Review: Four stars to this story of a baptist families struggle deep in Congo. Kingsolver creates very in depth and real portraits of each of the seven main characters, and really cuts to the heart of the struggles that missionaries of Africa went through in the middle of the 20th century (and perhaps still do). Although the book could have ended one hundred pages before, the extra pages provide an insight and conclusion to the life after the Congo. Kingsolver has created a classic work incorporating politics and emotions in a well wound story.

Rating: 5 stars
Summary: "Oprah is Bangala" says Cincy Country Day School
Review: Popular American 50s culture clashes violently and fatally with an upheaving Belgian Congo in this masterful work by Kingsolver. While using a Baptist missionary family to display how lives are changed by a radically new environment, the underlying author's messages about colonialism, religion, and family values are indelibly impressed upon the reader's soul.
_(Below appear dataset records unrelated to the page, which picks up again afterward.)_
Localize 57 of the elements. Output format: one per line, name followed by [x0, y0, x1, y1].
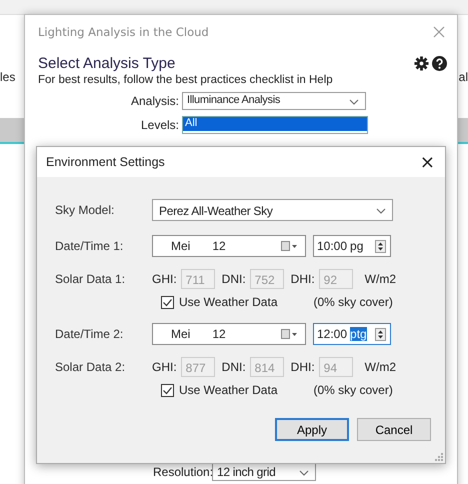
unit-text: W/m2 [364, 272, 396, 286]
dhi-field: 94 [318, 357, 353, 377]
chevron-down-icon [299, 470, 309, 476]
field-label: GHI: [152, 272, 177, 286]
help-icon[interactable] [432, 56, 447, 71]
checkbox-label[interactable]: Use Weather Data [179, 295, 278, 309]
field-label: Date/Time 2: [55, 327, 124, 341]
window-title: Lighting Analysis in the Cloud [38, 25, 209, 39]
calendar-icon[interactable] [281, 329, 297, 339]
time-field[interactable]: 12:00 ptg [313, 323, 391, 345]
field-label: Solar Data 2: [55, 360, 126, 374]
dialog-button[interactable]: Apply [275, 418, 349, 441]
time-field[interactable]: 10:00 pg [313, 235, 391, 257]
analysis-dropdown[interactable]: Illuminance Analysis [182, 92, 366, 110]
spinner-icon[interactable] [375, 240, 386, 253]
sky-model-dropdown[interactable]: Perez All-Weather Sky [152, 199, 393, 221]
field-label: Date/Time 1: [55, 239, 124, 253]
calendar-icon[interactable] [281, 241, 297, 251]
date-picker[interactable]: Mei 12 [152, 323, 306, 345]
dni-field: 752 [250, 269, 284, 289]
field-label: GHI: [152, 360, 177, 374]
list-item[interactable]: All [183, 117, 367, 131]
field-label: Analysis: [130, 94, 180, 108]
ghi-field: 711 [180, 269, 215, 289]
sky-cover-text: (0% sky cover) [314, 295, 393, 309]
unit-text: W/m2 [364, 360, 396, 374]
settings-icon[interactable] [414, 56, 429, 71]
field-label: DHI: [290, 360, 315, 374]
field-label: Resolution: [152, 465, 212, 479]
field-label: Solar Data 1: [55, 272, 126, 286]
background-text: al [458, 70, 468, 84]
field-label: Levels: [140, 118, 180, 132]
checkbox[interactable] [161, 384, 174, 396]
checkbox-label[interactable]: Use Weather Data [179, 383, 278, 397]
field-label: DNI: [222, 360, 246, 374]
chevron-down-icon [376, 208, 386, 214]
help-text: For best results, follow the best practices checklist in Help [38, 74, 334, 86]
date-picker[interactable]: Mei 12 [152, 235, 306, 257]
resize-grip-icon[interactable] [435, 453, 443, 461]
dhi-field: 92 [318, 269, 353, 289]
field-label: Sky Model: [55, 203, 116, 217]
checkbox[interactable] [161, 296, 174, 308]
dialog-heading: Select Analysis Type [38, 55, 176, 72]
field-label: DNI: [222, 272, 246, 286]
resolution-dropdown[interactable]: 12 inch grid [212, 463, 316, 481]
chevron-down-icon [349, 99, 359, 105]
dialog-button[interactable]: Cancel [357, 418, 431, 441]
sky-cover-text: (0% sky cover) [314, 383, 393, 397]
background-text: les [0, 70, 16, 84]
close-button[interactable]: × [410, 152, 445, 172]
window-title: Environment Settings [46, 155, 165, 169]
levels-list[interactable]: All [182, 116, 368, 134]
close-icon[interactable] [433, 26, 445, 38]
field-label: DHI: [290, 272, 315, 286]
ghi-field: 877 [180, 357, 215, 377]
spinner-icon[interactable] [375, 328, 386, 341]
dni-field: 814 [250, 357, 284, 377]
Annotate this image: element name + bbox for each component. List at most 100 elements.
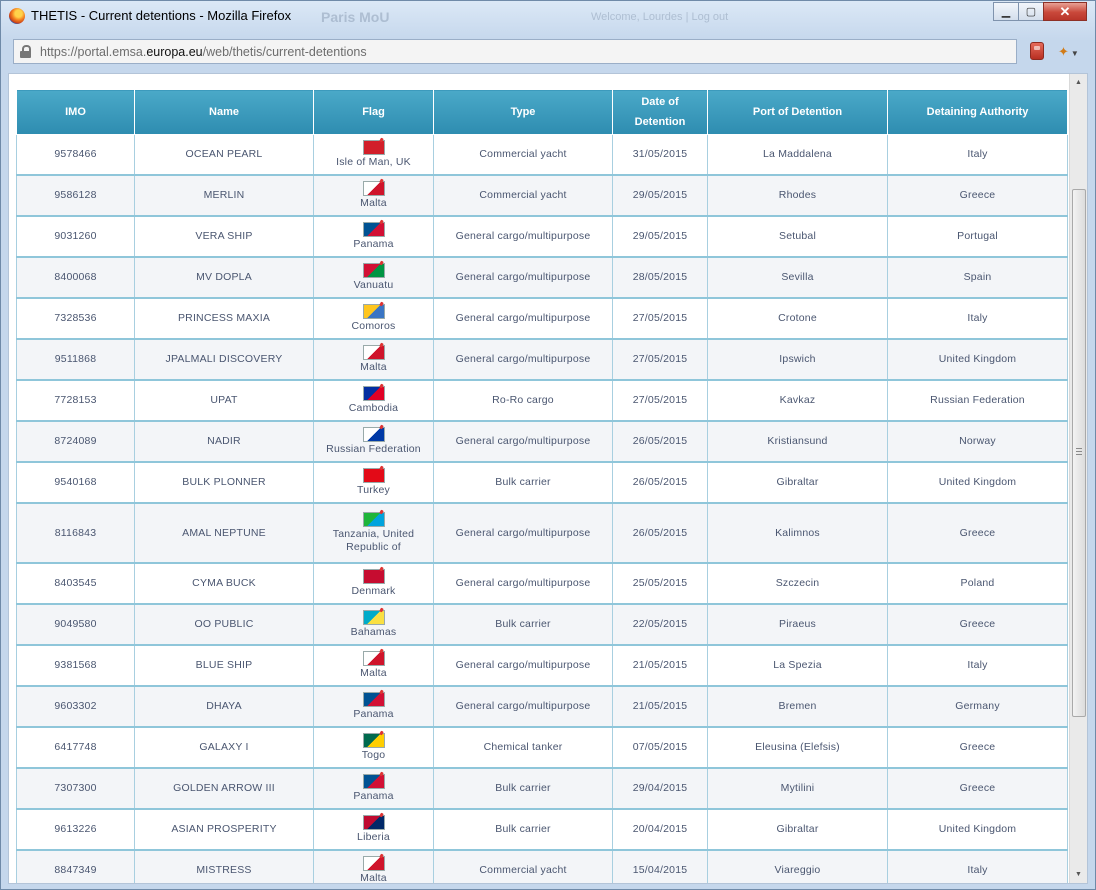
- scroll-thumb[interactable]: [1072, 189, 1086, 717]
- cell-name: MISTRESS: [134, 850, 314, 883]
- flag-name: Panama: [353, 708, 394, 720]
- cell-name: CYMA BUCK: [134, 563, 314, 605]
- cell-port: Gibraltar: [707, 809, 888, 851]
- flag-icon: [362, 607, 385, 625]
- table-row: 8116843 AMAL NEPTUNE Tanzania, United Repu…: [16, 503, 1068, 564]
- cell-port: Crotone: [707, 298, 888, 340]
- extension-icon[interactable]: [1030, 42, 1044, 60]
- flag-name: Bahamas: [350, 626, 397, 638]
- cell-authority: Spain: [887, 257, 1068, 299]
- cell-imo: 9613226: [16, 809, 135, 851]
- window-controls: ▁ ▢ ✕: [993, 2, 1087, 22]
- background-logo-text: Paris MoU: [321, 9, 390, 25]
- table-row: 8403545 CYMA BUCK Denmark General cargo/mul…: [16, 563, 1068, 605]
- cell-imo: 7728153: [16, 380, 135, 422]
- url-text[interactable]: https://portal.emsa.europa.eu/web/thetis…: [40, 45, 367, 59]
- flag-icon: [362, 260, 385, 278]
- cell-date: 21/05/2015: [612, 645, 708, 687]
- header-flag[interactable]: Flag: [313, 89, 434, 135]
- cell-flag: Malta: [313, 850, 434, 884]
- cell-authority: Portugal: [887, 216, 1068, 258]
- cell-imo: 9603302: [16, 686, 135, 728]
- cell-flag: Panama: [313, 768, 434, 810]
- cell-port: La Spezia: [707, 645, 888, 687]
- cell-port: Sevilla: [707, 257, 888, 299]
- cell-type: Commercial yacht: [433, 850, 613, 883]
- cell-name: JPALMALI DISCOVERY: [134, 339, 314, 381]
- cell-authority: United Kingdom: [887, 339, 1068, 381]
- cell-flag: Malta: [313, 175, 434, 217]
- cell-type: General cargo/multipurpose: [433, 503, 613, 564]
- cell-date: 31/05/2015: [612, 134, 708, 176]
- detentions-table: IMO Name Flag Type Date of Detention Port…: [16, 89, 1068, 884]
- cell-port: La Maddalena: [707, 134, 888, 176]
- cell-port: Kalimnos: [707, 503, 888, 564]
- cell-type: General cargo/multipurpose: [433, 339, 613, 381]
- header-imo[interactable]: IMO: [16, 89, 135, 135]
- cell-flag: Comoros: [313, 298, 434, 340]
- flag-icon: [362, 219, 385, 237]
- cell-type: General cargo/multipurpose: [433, 421, 613, 463]
- vertical-scrollbar[interactable]: ▲ ▼: [1069, 74, 1087, 883]
- flag-name: Malta: [360, 197, 387, 209]
- cell-name: VERA SHIP: [134, 216, 314, 258]
- cell-flag: Panama: [313, 686, 434, 728]
- header-date[interactable]: Date of Detention: [612, 89, 708, 135]
- table-row: 8847349 MISTRESS Malta Commercial yacht 15/0…: [16, 850, 1068, 884]
- flag-name: Malta: [360, 667, 387, 679]
- cell-flag: Russian Federation: [313, 421, 434, 463]
- cell-type: Bulk carrier: [433, 809, 613, 851]
- cell-date: 29/05/2015: [612, 175, 708, 217]
- cell-port: Viareggio: [707, 850, 888, 883]
- cell-port: Szczecin: [707, 563, 888, 605]
- cell-authority: Poland: [887, 563, 1068, 605]
- browser-window: THETIS - Current detentions - Mozilla Fi…: [0, 0, 1096, 890]
- scroll-down-arrow-icon[interactable]: ▼: [1070, 866, 1087, 883]
- flag-name: Turkey: [357, 484, 390, 496]
- cell-port: Mytilini: [707, 768, 888, 810]
- flag-name: Comoros: [351, 320, 396, 332]
- flag-name: Russian Federation: [326, 443, 421, 455]
- cell-name: GALAXY I: [134, 727, 314, 769]
- table-row: 9603302 DHAYA Panama General cargo/multipur…: [16, 686, 1068, 728]
- flag-name: Isle of Man, UK: [336, 156, 411, 168]
- flag-icon: [362, 730, 385, 748]
- table-row: 9540168 BULK PLONNER Turkey Bulk carrier 26/…: [16, 462, 1068, 504]
- cell-date: 22/05/2015: [612, 604, 708, 646]
- table-row: 9049580 OO PUBLIC Bahamas Bulk carrier 22/05…: [16, 604, 1068, 646]
- cell-authority: United Kingdom: [887, 462, 1068, 504]
- title-bar: THETIS - Current detentions - Mozilla Fi…: [1, 1, 1095, 31]
- cell-type: Chemical tanker: [433, 727, 613, 769]
- cell-type: Bulk carrier: [433, 768, 613, 810]
- cell-imo: 6417748: [16, 727, 135, 769]
- table-row: 7728153 UPAT Cambodia Ro-Ro cargo 27/05/2015…: [16, 380, 1068, 422]
- cell-name: GOLDEN ARROW III: [134, 768, 314, 810]
- header-name[interactable]: Name: [134, 89, 314, 135]
- flag-icon: [362, 424, 385, 442]
- flag-name: Malta: [360, 872, 387, 884]
- cell-authority: Greece: [887, 604, 1068, 646]
- cell-port: Setubal: [707, 216, 888, 258]
- header-port[interactable]: Port of Detention: [707, 89, 888, 135]
- close-button[interactable]: ✕: [1043, 2, 1087, 21]
- cell-flag: Cambodia: [313, 380, 434, 422]
- cell-type: Ro-Ro cargo: [433, 380, 613, 422]
- extension-menu-icon[interactable]: ✦ ▼: [1058, 44, 1079, 60]
- url-bar[interactable]: https://portal.emsa.europa.eu/web/thetis…: [13, 39, 1017, 64]
- flag-icon: [362, 771, 385, 789]
- table-row: 9586128 MERLIN Malta Commercial yacht 29/05/…: [16, 175, 1068, 217]
- minimize-button[interactable]: ▁: [993, 2, 1019, 21]
- scroll-up-arrow-icon[interactable]: ▲: [1070, 74, 1087, 91]
- cell-imo: 9381568: [16, 645, 135, 687]
- cell-name: MV DOPLA: [134, 257, 314, 299]
- header-authority[interactable]: Detaining Authority: [887, 89, 1068, 135]
- flag-name: Denmark: [351, 585, 396, 597]
- cell-port: Bremen: [707, 686, 888, 728]
- maximize-button[interactable]: ▢: [1018, 2, 1044, 21]
- flag-name: Vanuatu: [353, 279, 394, 291]
- cell-flag: Turkey: [313, 462, 434, 504]
- background-page-ghost: Paris MoU Welcome, Lourdes | Log out: [261, 5, 761, 27]
- header-type[interactable]: Type: [433, 89, 613, 135]
- flag-icon: [362, 853, 385, 871]
- cell-authority: Italy: [887, 134, 1068, 176]
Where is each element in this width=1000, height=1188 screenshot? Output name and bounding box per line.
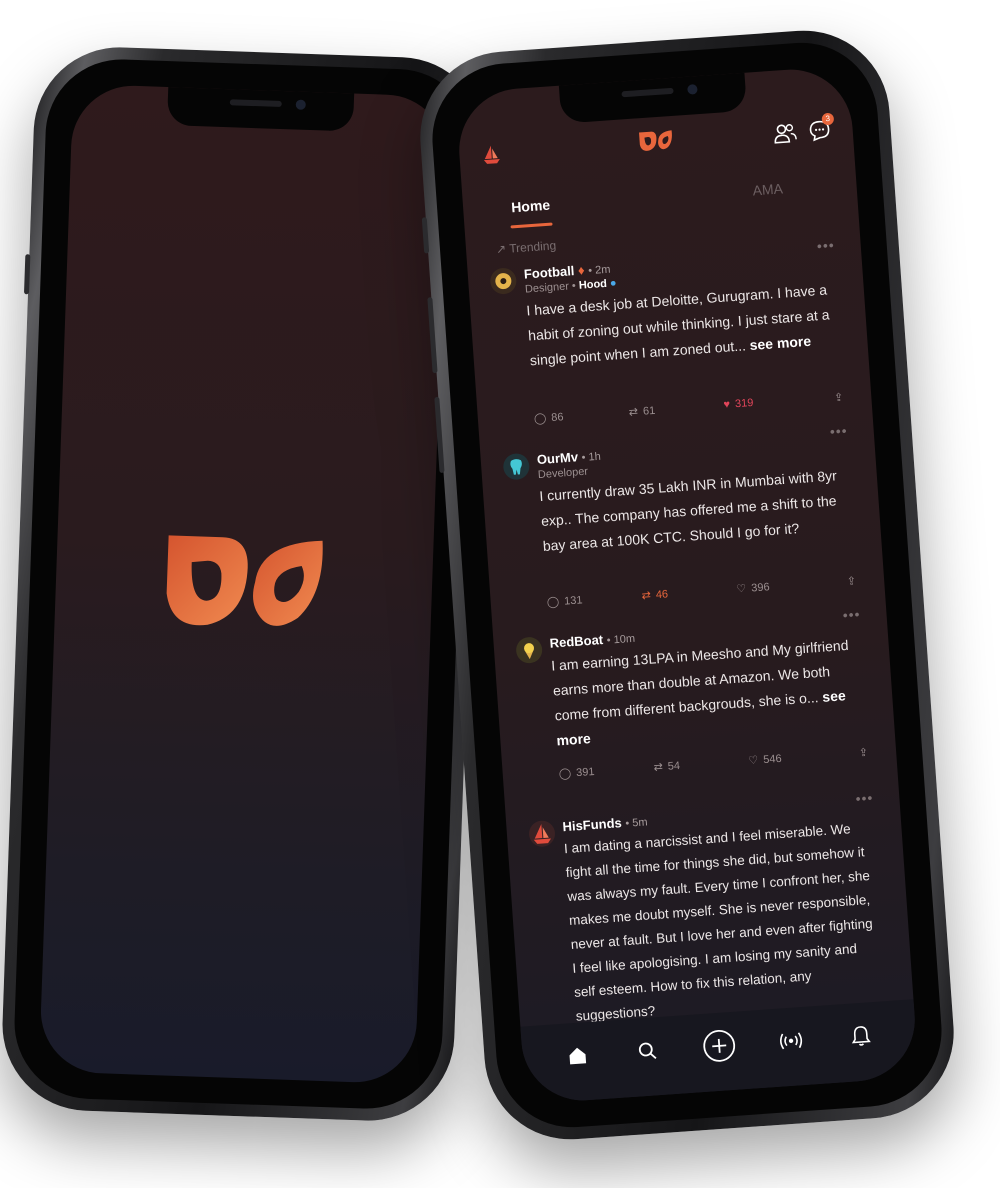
nav-home[interactable] <box>559 1038 595 1074</box>
post-role: Developer <box>537 465 589 482</box>
repost-button[interactable]: ⇄ 61 <box>628 404 655 419</box>
more-options-icon[interactable]: ••• <box>816 237 835 254</box>
repost-icon: ⇄ <box>628 406 639 419</box>
more-options-icon[interactable]: ••• <box>829 422 848 439</box>
post-time: 5m <box>631 816 648 830</box>
feed-bezel: 3 Home AMA ↗ Trending Football ♦ • 2m De… <box>427 37 947 1133</box>
more-options-icon[interactable]: ••• <box>842 606 861 623</box>
post-card[interactable]: Football ♦ • 2m Designer • Hood ● ••• I … <box>489 237 849 431</box>
ice-cream-icon <box>524 643 535 660</box>
like-button[interactable]: ♡ 546 <box>748 752 782 767</box>
post-time: 1h <box>588 450 602 464</box>
post-body: I am earning 13LPA in Meesho and My girl… <box>550 636 849 749</box>
avatar[interactable] <box>502 452 531 481</box>
trending-text: Trending <box>508 238 557 256</box>
boat-avatar-icon[interactable] <box>479 142 505 168</box>
share-icon: ⇪ <box>846 575 857 588</box>
repost-icon: ⇄ <box>653 761 664 774</box>
nav-add-post[interactable] <box>701 1028 737 1064</box>
post-actions: ◯ 131 ⇄ 46 ♡ 396 ⇪ <box>546 574 857 614</box>
add-post-icon <box>703 1029 736 1062</box>
share-button[interactable]: ⇪ <box>846 574 857 588</box>
like-button[interactable]: ♡ 396 <box>736 580 770 596</box>
nav-search[interactable] <box>629 1033 665 1069</box>
post-time: 2m <box>594 263 611 277</box>
mute-switch <box>23 254 31 295</box>
feed-screen: 3 Home AMA ↗ Trending Football ♦ • 2m De… <box>455 65 919 1105</box>
share-icon: ⇪ <box>858 746 869 760</box>
comment-icon: ◯ <box>533 412 547 426</box>
chat-badge: 3 <box>821 112 835 126</box>
comment-button[interactable]: ◯ 86 <box>533 410 564 426</box>
post-author[interactable]: HisFunds • 5m <box>562 813 648 834</box>
repost-button[interactable]: ⇄ 54 <box>653 759 680 774</box>
comment-icon: ◯ <box>558 767 572 781</box>
post-author[interactable]: OurMv • 1h <box>536 448 601 467</box>
repost-icon: ⇄ <box>641 589 652 603</box>
comment-button[interactable]: ◯ 131 <box>546 593 582 609</box>
share-icon: ⇪ <box>833 391 844 405</box>
live-icon <box>780 1032 803 1050</box>
heart-icon: ♡ <box>736 582 747 596</box>
post-actions: ◯ 86 ⇄ 61 ♥ 319 ⇪ <box>534 391 845 431</box>
trending-icon: ↗ <box>495 241 507 257</box>
avatar[interactable] <box>528 819 556 848</box>
football-icon <box>495 273 512 290</box>
heart-filled-icon: ♥ <box>723 398 731 411</box>
search-icon <box>638 1042 657 1059</box>
flame-icon: ♦ <box>577 262 586 278</box>
avatar[interactable] <box>515 636 544 665</box>
trending-label: ↗ Trending <box>496 238 557 256</box>
post-actions: ◯ 391 ⇄ 54 ♡ 546 ⇪ <box>558 746 869 786</box>
people-icon[interactable] <box>772 121 797 145</box>
tooth-icon <box>510 459 522 475</box>
bell-icon <box>851 1026 871 1046</box>
notch <box>558 70 748 124</box>
post-author[interactable]: RedBoat • 10m <box>549 630 635 651</box>
post-card[interactable]: OurMv • 1h Developer ••• I currently dra… <box>502 422 862 614</box>
heart-icon: ♡ <box>748 754 759 768</box>
tab-home[interactable]: Home <box>511 197 551 216</box>
verified-icon: ● <box>609 277 618 290</box>
community-name[interactable]: Hood <box>578 278 607 292</box>
home-icon <box>569 1047 587 1065</box>
splash-bezel <box>11 56 477 1112</box>
tab-ama[interactable]: AMA <box>752 180 783 198</box>
see-more-link[interactable]: see more <box>749 333 811 353</box>
top-bar: 3 <box>458 112 854 184</box>
chat-button[interactable]: 3 <box>808 112 835 142</box>
share-button[interactable]: ⇪ <box>858 746 869 760</box>
like-button[interactable]: ♥ 319 <box>723 397 754 411</box>
nav-notifications[interactable] <box>843 1018 879 1054</box>
comment-button[interactable]: ◯ 391 <box>558 765 594 780</box>
post-card[interactable]: RedBoat • 10m ••• I am earning 13LPA in … <box>515 606 875 798</box>
comment-icon: ◯ <box>546 595 560 609</box>
more-options-icon[interactable]: ••• <box>855 790 874 807</box>
nav-live[interactable] <box>773 1023 809 1059</box>
notch <box>166 85 355 132</box>
glimmer-logo <box>166 535 323 626</box>
feed-phone: 3 Home AMA ↗ Trending Football ♦ • 2m De… <box>414 24 960 1146</box>
feed-tabs: Home AMA <box>463 175 859 242</box>
glimmer-logo <box>639 130 672 151</box>
active-tab-indicator <box>510 222 553 229</box>
avatar[interactable] <box>489 267 518 295</box>
repost-button[interactable]: ⇄ 46 <box>641 587 668 602</box>
splash-phone <box>0 44 489 1124</box>
boat-icon <box>533 823 552 844</box>
splash-screen <box>38 83 450 1085</box>
post-time: 10m <box>613 632 636 647</box>
post-body: I am dating a narcissist and I feel mise… <box>563 821 874 1024</box>
share-button[interactable]: ⇪ <box>834 391 844 405</box>
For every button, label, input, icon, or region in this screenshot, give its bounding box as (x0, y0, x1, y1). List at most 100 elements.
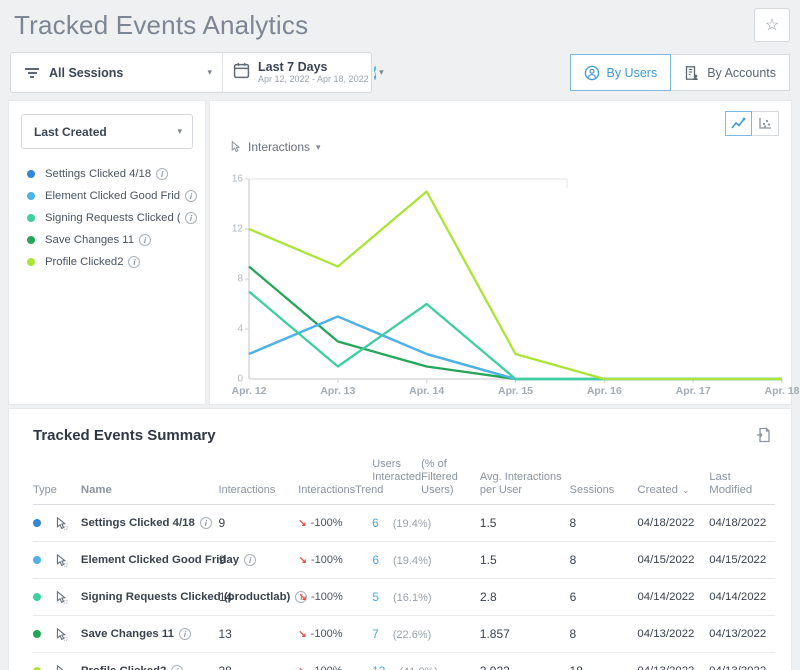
chevron-down-icon: ▾ (177, 126, 182, 137)
column-header-text: Last (709, 471, 775, 484)
table-row[interactable]: Signing Requests Clicked (productlab)i14… (33, 579, 775, 616)
info-icon[interactable]: i (185, 212, 197, 224)
line-chart[interactable]: 0481216 Apr. 12Apr. 13Apr. 14Apr. 15Apr.… (249, 179, 782, 379)
x-tick-label: Apr. 18 (764, 385, 799, 397)
legend-item[interactable]: Profile Clicked2 i (27, 251, 197, 273)
users-cell: 6(19.4%) (372, 553, 480, 567)
export-button[interactable] (751, 423, 775, 447)
info-icon[interactable]: i (200, 517, 212, 529)
sessions-value: 8 (570, 627, 638, 641)
event-color-dot (33, 556, 41, 564)
event-name-link[interactable]: Signing Requests Clicked (productlab)i (81, 591, 219, 603)
legend-item[interactable]: Save Changes 11i (27, 229, 197, 251)
legend-item[interactable]: Element Clicked Good Fridayi (27, 185, 197, 207)
avg-interactions-value: 1.5 (480, 553, 570, 567)
column-header-text: Avg. Interactions (480, 471, 570, 484)
metric-label: Interactions (248, 140, 310, 154)
column-header-users-interacted[interactable]: Users Interacted(% of Filtered Users) (372, 458, 480, 497)
avg-interactions-value: 2.923 (480, 664, 570, 670)
interactions-value: 13 (219, 627, 299, 641)
chart-type-toggle (725, 111, 779, 136)
legend-list: Settings Clicked 4/18iElement Clicked Go… (9, 161, 205, 273)
info-icon[interactable]: i (139, 234, 151, 246)
by-accounts-toggle[interactable]: By Accounts (671, 54, 790, 91)
cursor-icon (55, 554, 68, 567)
by-accounts-label: By Accounts (707, 66, 776, 80)
event-name-link[interactable]: Profile Clicked2i (81, 665, 219, 670)
event-color-dot (33, 630, 41, 638)
scatter-chart-toggle[interactable] (752, 111, 779, 136)
star-icon: ☆ (765, 15, 779, 35)
column-header-last[interactable]: LastModified (709, 471, 775, 497)
modified-date: 04/13/2022 (709, 628, 775, 640)
modified-date: 04/13/2022 (709, 665, 775, 670)
legend-item[interactable]: Settings Clicked 4/18i (27, 163, 197, 185)
y-tick-label: 12 (232, 224, 243, 235)
created-date: 04/18/2022 (637, 517, 709, 529)
legend-color-dot (27, 192, 35, 200)
event-name-link[interactable]: Settings Clicked 4/18i (81, 517, 219, 529)
users-percent: (22.6%) (393, 629, 432, 641)
users-cell: 5 (16.1%) (372, 590, 480, 604)
avg-interactions-value: 1.857 (480, 627, 570, 641)
info-icon[interactable]: i (171, 665, 183, 670)
column-header-avg-interactions[interactable]: Avg. Interactionsper User (480, 471, 570, 497)
avg-interactions-value: 2.8 (480, 590, 570, 604)
users-count-link[interactable]: 5 (372, 590, 379, 604)
table-row[interactable]: Settings Clicked 4/18i9↘-100%6(19.4%)1.5… (33, 505, 775, 542)
users-count-link[interactable]: 6 (372, 516, 379, 530)
sessions-filter-dropdown[interactable]: All Sessions ▾ (11, 53, 223, 92)
column-header-type[interactable]: Type (33, 484, 81, 497)
legend-panel: Last Created ▾ Settings Clicked 4/18iEle… (8, 100, 206, 405)
users-percent: (16.1%) (393, 592, 432, 604)
line-chart-toggle[interactable] (725, 111, 752, 136)
legend-color-dot (27, 236, 35, 244)
users-count-link[interactable]: 6 (372, 553, 379, 567)
info-icon[interactable]: i (374, 66, 377, 80)
column-header-text: Sessions (570, 484, 638, 497)
column-header-sessions[interactable]: Sessions (570, 484, 638, 497)
legend-sort-dropdown[interactable]: Last Created ▾ (21, 114, 193, 149)
sessions-value: 8 (570, 516, 638, 530)
date-range-dropdown[interactable]: Last 7 Days Apr 12, 2022 - Apr 18, 2022 … (223, 53, 371, 92)
legend-item[interactable]: Signing Requests Clicked (product...i (27, 207, 197, 229)
date-range-detail: Apr 12, 2022 - Apr 18, 2022 (258, 74, 369, 85)
column-header-name[interactable]: Name (81, 484, 219, 497)
info-icon[interactable]: i (179, 628, 191, 640)
calendar-icon (233, 62, 250, 84)
chart-line-settings-clicked-4-18 (249, 317, 782, 380)
event-name-link[interactable]: Save Changes 11i (81, 628, 219, 640)
legend-item-label: Profile Clicked2 (45, 256, 123, 268)
column-header-created[interactable]: Created⌄ (637, 484, 709, 497)
event-name-link[interactable]: Element Clicked Good Fridayi (81, 554, 219, 566)
metric-dropdown[interactable]: Interactions ▾ (230, 140, 321, 154)
users-count-link[interactable]: 13 (372, 664, 385, 670)
column-header-interactions[interactable]: InteractionsTrend (298, 484, 372, 497)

The rape of a virgin African wilderness by a consciousless, impersonal European power is blatantly shown and condemned. The effect upon each individual of the country, from the inhabitants of the European-named cities to the subsistence farmers in the remote villages, each is drastically changed by faceless, rich, white, foreign governments who selfishly steal the resources of a country still searching for its own identity. Read this novel for a deeper insight into how the other half lives. Two enthusiastic thumbs up, fun for the whole family.

Rating: 5 stars
Summary: A trek of five heroines
Review: The Poisonwood Bible, unlike most current literature, follows the points of view of five unique women's (all of the same blood) congolese experiences. What intrigues the common reader about this highly detailed novel is that the story is not told by a single narrator, but by five (all of which are females). While reading this intellectual novel, one is overwhelmed and taken aback as Kingsolver uses this unique writing technique to further immerse the reader in the Congo. Kingsolver also manages to add a slew of themes (such as, mental suffering) which create a strong foreground for classroom or personal argument.